Abstract

Utilizing a dynamic computable general equilibrium (CGE) model, this paper critically assesses the potential distortions and efficacy of various revenue-neutral carbon emission trading schemes (ETSs) in China, through government subsidies and value-added tax (VAT) relief strategies aimed at achieving peak carbon emissions before 2030. The analysis reveals that reallocating market revenues to the production sector, either through government subsidies or VAT reductions, can feasibly attain carbon peaking before 2030, with minimal impact on GDP. Notably, both government subsidies and VAT cuts foster output growth in the oil, gas, and ETS-covered sectors. Moreover, directing carbon market revenue toward ETS-covered industries via VAT relief emerges as the most effective approach to reducing income disparities. In contrast, redistributing carbon market revenue to non-ETS-covered industries via VAT relief is found to be the least effective in promoting social equity.

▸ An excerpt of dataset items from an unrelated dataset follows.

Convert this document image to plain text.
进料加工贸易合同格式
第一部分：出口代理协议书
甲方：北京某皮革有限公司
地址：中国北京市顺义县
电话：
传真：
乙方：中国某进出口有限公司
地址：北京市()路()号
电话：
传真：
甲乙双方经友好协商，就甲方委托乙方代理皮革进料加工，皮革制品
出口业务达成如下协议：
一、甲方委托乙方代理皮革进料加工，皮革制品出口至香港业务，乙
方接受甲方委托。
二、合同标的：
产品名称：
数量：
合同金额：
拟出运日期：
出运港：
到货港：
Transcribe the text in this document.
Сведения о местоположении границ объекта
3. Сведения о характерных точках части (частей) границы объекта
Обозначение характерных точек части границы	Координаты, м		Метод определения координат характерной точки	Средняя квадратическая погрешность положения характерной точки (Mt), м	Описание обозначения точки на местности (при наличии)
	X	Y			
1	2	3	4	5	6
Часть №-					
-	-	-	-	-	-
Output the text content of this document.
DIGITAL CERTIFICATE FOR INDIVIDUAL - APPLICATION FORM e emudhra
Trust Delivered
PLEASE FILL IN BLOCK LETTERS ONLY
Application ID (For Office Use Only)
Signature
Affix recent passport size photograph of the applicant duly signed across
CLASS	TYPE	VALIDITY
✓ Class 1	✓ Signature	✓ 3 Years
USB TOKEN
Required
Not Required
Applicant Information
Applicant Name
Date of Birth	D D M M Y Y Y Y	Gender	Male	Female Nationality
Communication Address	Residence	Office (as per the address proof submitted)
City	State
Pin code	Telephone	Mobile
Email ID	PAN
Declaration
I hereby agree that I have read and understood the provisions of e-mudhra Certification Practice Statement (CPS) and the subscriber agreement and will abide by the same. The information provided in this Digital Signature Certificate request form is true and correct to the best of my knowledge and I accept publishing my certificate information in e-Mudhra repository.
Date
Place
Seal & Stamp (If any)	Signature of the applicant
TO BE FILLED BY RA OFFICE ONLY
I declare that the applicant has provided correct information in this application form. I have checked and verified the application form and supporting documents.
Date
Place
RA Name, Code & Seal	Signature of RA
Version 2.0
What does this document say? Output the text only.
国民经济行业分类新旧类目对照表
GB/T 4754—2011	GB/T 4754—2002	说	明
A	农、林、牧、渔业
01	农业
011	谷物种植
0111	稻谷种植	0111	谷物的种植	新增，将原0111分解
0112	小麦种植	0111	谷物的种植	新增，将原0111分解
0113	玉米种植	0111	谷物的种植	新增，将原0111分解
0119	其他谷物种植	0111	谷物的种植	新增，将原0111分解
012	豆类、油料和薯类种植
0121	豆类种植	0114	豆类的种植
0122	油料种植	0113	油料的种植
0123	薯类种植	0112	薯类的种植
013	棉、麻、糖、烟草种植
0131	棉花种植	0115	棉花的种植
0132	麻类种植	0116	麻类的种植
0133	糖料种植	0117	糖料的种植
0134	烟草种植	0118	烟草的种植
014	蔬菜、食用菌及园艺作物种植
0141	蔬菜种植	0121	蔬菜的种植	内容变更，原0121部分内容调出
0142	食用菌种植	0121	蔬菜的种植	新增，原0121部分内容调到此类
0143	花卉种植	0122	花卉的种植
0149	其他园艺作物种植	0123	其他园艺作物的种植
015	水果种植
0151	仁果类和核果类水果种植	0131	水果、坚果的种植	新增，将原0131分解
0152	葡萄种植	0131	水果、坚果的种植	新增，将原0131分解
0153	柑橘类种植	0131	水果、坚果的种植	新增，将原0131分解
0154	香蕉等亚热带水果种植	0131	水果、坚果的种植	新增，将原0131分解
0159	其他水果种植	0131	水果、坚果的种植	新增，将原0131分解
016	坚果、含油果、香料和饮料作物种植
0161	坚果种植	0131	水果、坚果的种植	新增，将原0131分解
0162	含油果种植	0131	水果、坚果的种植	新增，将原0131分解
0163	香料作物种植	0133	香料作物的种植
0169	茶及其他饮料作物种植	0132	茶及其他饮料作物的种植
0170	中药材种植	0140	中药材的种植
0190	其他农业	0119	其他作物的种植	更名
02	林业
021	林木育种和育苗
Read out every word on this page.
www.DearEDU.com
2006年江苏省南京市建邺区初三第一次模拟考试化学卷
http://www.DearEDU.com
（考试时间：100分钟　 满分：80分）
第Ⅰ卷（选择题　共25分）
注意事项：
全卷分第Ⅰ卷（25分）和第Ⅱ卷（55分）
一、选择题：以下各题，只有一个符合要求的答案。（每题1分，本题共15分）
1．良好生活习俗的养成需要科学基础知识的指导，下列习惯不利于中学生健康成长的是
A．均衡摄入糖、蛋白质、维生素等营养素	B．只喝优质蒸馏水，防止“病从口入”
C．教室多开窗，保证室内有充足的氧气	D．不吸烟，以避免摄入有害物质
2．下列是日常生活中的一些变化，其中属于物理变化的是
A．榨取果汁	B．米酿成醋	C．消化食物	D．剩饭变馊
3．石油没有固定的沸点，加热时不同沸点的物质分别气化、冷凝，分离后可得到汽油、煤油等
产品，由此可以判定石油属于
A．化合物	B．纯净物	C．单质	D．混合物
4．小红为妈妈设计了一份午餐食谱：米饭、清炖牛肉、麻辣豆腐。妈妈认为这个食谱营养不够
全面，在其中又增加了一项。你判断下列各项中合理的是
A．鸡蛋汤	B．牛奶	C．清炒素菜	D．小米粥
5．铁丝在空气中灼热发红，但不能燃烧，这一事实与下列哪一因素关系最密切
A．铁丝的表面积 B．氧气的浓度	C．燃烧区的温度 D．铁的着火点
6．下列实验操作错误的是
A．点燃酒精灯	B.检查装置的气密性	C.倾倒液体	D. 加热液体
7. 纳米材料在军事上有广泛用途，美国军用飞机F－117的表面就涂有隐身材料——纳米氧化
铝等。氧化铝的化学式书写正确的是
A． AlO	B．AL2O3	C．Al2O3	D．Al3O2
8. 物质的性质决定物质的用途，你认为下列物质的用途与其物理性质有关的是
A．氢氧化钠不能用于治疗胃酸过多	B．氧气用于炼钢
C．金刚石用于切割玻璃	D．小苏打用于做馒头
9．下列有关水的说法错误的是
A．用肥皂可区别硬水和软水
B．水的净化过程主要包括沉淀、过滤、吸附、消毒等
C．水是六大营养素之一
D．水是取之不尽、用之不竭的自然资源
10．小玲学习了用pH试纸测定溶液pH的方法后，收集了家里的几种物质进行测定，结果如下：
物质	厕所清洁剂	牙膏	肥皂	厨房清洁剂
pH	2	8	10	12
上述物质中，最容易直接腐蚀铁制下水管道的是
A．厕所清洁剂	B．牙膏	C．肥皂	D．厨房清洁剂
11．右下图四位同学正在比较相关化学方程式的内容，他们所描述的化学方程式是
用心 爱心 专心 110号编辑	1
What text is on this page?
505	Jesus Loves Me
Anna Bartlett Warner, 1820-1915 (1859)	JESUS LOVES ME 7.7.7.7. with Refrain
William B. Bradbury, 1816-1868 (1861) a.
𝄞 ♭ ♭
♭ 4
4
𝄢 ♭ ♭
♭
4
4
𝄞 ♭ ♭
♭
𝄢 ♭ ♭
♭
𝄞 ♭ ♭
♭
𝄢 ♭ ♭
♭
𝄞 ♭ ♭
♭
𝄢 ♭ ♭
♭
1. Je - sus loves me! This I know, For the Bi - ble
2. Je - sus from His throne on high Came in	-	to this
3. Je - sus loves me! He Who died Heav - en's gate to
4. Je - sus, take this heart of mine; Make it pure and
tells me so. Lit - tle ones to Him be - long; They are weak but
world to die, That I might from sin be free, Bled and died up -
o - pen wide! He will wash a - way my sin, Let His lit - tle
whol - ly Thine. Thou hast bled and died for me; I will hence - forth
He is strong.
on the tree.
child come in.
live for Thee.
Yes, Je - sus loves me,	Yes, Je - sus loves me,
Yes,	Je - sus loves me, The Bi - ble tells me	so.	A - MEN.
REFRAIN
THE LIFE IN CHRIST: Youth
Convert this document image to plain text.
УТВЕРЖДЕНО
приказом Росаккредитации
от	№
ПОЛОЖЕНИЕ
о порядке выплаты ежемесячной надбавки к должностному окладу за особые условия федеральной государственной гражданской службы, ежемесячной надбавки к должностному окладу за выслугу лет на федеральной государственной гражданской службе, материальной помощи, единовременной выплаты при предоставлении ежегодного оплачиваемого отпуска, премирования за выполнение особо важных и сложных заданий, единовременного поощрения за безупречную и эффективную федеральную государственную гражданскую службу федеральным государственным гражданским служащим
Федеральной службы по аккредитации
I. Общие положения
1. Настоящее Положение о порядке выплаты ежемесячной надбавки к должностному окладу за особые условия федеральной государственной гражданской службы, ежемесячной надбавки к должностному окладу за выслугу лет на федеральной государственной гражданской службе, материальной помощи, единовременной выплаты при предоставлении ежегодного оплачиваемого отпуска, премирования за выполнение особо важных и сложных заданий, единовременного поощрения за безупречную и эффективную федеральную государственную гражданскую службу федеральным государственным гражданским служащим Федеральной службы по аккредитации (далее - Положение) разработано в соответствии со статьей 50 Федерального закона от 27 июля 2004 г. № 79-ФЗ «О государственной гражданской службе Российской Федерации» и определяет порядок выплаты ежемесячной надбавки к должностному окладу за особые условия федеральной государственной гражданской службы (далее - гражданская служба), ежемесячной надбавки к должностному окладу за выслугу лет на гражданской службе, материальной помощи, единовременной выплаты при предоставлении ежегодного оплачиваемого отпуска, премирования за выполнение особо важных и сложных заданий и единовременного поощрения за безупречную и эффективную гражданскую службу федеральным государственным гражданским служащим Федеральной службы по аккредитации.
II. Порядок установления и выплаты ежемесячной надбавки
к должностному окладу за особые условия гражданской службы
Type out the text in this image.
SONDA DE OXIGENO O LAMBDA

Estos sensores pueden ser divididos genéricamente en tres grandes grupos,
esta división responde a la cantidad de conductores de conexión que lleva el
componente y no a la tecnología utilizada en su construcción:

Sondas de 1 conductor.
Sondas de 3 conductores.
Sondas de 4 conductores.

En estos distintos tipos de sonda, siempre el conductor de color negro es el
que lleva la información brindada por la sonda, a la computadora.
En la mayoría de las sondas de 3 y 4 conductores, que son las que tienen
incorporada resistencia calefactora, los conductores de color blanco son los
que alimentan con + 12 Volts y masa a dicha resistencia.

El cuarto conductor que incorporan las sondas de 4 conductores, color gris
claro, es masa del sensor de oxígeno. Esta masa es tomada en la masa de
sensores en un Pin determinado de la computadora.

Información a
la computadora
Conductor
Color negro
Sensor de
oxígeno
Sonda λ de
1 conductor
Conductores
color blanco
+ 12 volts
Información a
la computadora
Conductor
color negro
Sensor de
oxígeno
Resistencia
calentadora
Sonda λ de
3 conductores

The study emphasizes that the reallocation of carbon market revenues to ETS-covered sectors is paramount. This strategy not only regulates the overall energy consumption effectively but also steers the nation towards a more sustainable and optimized energy consumption pattern. In light of these findings, this paper offers detailed insights and tailored policy recommendations, aiming to assist policymakers in striking a balance between environmental goals and economic and social imperatives.